There’s a Robinson in Tulsa
milking Toggenburg goats. And one
in Sri Lanka, peeling cinnamon.
A Filipino Robinson impales tourist
hostages on stakes sharpened by
reading Mao’s little red book.
A coal-black Cote d’Ivoire Robinson
heads a football composed of
a thousand Baptist missionary socks
through scavenged goalposts, once bumpers
to a Lutheran missionary’s Rambler.
Ivoirean Robinson dreams of being
Didier Drogba, World Cup 2010.
Oklahoma Robinson daydreams backwards: Carl
Sandburg, goat-breeding poet, 1930-something. Filipino
Robinson barfs (she hates killing),
believing Maoist revolution will follow
her news-bleeding headlines. They all
are aspects of Robinsonism, that
widely-known but little-discussed adolescent syndrome.
Take a boy (a girl),
stifle his/her creativity in school/home/culture
but leave her/him daydream-time
(maybe books), and voila! Robinson.
Jazz guitar is just one
of its symptoms: add tree-sitting
in old-growth forests, teaching night-school
to interstate-incest-runaways, becoming a Ronaldinho
in a favela soccer camp, succoring
AIDS orphans in Angola while
sharing one’s own AIDS vaccine….
Look, the problem is international:
little Robinsons keep sprouting everywhere.

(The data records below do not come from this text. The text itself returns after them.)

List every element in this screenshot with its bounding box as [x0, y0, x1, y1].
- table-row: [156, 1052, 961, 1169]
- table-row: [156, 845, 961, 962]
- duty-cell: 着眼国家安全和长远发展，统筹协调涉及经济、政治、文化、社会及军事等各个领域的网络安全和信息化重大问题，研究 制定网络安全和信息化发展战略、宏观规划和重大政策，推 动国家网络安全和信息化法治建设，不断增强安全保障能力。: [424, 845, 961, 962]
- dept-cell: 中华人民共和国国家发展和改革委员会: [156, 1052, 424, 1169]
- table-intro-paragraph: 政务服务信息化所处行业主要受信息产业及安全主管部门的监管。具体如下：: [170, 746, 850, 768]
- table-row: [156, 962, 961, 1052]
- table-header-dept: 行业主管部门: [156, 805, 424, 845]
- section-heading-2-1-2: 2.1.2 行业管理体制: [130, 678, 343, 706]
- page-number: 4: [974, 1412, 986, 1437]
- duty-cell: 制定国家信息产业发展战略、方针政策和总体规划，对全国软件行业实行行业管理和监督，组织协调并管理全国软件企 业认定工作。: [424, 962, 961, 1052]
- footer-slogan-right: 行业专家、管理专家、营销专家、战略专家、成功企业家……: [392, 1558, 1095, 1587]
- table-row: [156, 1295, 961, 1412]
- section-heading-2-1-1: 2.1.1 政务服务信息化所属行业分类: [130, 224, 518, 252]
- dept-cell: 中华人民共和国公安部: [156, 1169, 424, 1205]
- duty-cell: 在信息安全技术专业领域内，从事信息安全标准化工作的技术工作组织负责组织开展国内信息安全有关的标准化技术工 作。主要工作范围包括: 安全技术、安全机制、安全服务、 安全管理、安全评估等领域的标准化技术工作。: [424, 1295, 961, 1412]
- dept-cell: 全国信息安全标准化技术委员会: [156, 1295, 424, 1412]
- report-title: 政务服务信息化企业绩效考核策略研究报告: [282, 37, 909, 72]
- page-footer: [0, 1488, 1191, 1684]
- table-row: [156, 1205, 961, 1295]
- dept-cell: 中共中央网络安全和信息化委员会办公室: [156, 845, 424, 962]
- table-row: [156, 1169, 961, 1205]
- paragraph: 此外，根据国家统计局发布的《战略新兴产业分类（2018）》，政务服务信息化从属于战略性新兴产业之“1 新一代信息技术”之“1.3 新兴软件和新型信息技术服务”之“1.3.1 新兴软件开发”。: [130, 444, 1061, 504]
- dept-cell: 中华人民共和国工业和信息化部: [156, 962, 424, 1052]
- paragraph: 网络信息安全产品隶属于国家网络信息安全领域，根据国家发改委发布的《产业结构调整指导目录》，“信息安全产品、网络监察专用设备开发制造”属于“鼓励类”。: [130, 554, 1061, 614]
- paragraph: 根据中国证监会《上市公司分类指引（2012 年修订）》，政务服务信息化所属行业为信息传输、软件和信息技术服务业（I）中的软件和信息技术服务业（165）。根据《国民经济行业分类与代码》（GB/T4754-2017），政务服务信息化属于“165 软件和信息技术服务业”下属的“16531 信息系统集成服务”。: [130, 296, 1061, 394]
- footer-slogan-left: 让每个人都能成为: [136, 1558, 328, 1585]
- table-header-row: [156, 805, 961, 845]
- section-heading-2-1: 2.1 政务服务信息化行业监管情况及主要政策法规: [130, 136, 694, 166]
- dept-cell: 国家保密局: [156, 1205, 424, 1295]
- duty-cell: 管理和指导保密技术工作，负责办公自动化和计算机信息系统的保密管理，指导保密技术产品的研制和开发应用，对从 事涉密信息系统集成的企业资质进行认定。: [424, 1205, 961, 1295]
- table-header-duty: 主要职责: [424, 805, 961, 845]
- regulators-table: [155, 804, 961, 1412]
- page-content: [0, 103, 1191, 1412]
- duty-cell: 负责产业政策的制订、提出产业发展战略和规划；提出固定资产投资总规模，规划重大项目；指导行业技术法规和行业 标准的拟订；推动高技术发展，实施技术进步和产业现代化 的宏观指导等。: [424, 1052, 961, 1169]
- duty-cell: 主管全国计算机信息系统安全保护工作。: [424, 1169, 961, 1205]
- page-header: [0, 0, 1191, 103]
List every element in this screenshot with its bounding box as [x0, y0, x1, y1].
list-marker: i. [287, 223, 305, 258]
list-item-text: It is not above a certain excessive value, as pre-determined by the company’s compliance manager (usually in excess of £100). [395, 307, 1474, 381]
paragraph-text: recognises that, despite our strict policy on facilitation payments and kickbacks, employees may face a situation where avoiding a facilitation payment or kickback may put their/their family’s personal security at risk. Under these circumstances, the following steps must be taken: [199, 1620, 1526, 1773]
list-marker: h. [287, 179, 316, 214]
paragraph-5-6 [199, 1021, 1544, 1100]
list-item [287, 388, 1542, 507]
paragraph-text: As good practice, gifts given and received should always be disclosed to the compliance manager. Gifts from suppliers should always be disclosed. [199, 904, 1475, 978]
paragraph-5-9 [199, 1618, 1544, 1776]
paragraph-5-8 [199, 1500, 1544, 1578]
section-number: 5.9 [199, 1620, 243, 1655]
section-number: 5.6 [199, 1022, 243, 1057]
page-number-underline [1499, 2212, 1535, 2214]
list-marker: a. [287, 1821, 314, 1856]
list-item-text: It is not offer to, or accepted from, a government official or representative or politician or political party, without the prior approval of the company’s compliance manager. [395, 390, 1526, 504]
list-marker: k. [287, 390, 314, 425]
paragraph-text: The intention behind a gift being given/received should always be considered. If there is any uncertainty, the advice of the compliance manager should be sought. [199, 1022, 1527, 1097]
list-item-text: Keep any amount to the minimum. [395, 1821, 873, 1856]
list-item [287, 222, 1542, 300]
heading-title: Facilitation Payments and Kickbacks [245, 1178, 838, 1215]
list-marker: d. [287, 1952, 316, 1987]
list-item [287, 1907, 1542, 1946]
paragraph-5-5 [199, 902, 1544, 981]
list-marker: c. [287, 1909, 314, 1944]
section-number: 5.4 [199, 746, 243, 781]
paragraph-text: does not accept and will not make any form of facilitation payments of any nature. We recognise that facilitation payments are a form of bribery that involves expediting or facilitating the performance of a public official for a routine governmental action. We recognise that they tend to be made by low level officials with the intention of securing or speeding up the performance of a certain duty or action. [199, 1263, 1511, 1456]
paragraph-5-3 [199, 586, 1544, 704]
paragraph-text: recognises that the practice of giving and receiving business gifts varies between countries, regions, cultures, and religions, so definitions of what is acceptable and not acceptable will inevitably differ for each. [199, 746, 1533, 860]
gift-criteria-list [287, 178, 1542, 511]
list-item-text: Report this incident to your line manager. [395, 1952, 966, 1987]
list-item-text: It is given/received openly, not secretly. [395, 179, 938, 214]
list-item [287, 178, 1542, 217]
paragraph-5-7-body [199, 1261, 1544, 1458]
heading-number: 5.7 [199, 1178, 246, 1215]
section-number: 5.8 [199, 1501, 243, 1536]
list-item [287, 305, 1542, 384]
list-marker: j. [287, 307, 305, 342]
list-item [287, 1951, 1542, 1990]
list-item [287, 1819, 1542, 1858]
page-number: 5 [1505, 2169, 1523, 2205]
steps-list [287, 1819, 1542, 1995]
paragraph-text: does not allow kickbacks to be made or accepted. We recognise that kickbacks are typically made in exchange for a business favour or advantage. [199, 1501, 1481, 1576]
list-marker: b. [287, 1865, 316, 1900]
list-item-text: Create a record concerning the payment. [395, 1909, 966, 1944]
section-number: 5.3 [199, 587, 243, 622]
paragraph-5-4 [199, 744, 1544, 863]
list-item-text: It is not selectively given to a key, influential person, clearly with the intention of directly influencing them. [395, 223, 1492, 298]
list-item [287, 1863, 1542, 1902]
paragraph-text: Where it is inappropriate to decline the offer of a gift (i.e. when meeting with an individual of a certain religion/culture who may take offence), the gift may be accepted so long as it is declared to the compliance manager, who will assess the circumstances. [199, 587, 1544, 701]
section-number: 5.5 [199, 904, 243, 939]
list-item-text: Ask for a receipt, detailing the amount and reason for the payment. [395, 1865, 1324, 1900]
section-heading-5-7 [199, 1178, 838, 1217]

Best political solution? Delta Forces.
Seriously, hack UNICEF’s Christmas list
via black ops, and provide
each child named there with
a land-mine plus a manual
written in Shanghai about how
to activate it by foot.
Robinson read this parable once
in a Pied Piper retelling—
Walt Kelly’s Pogo’s Stepmother Goose—
where the rat-charmer was black
and played clarinet: “The Town
on the Edge of the
End,” its title. Its nigger-jazz
messiah spirited children away from
a Grimville where adults had
mistaken kids for the plague.
Where did he take them?
To the comics Robinson reads
religiously. Skip adult headlines, kids,
daydream among your cartoon-animal cousins.
We’re endangered species, we Robinsons
wherever. Decapitate Mom and Dad,
head their forbidding noggins into
paradise: make our only world
safe for talking goats, for
teaching lovesick orphans the guitar.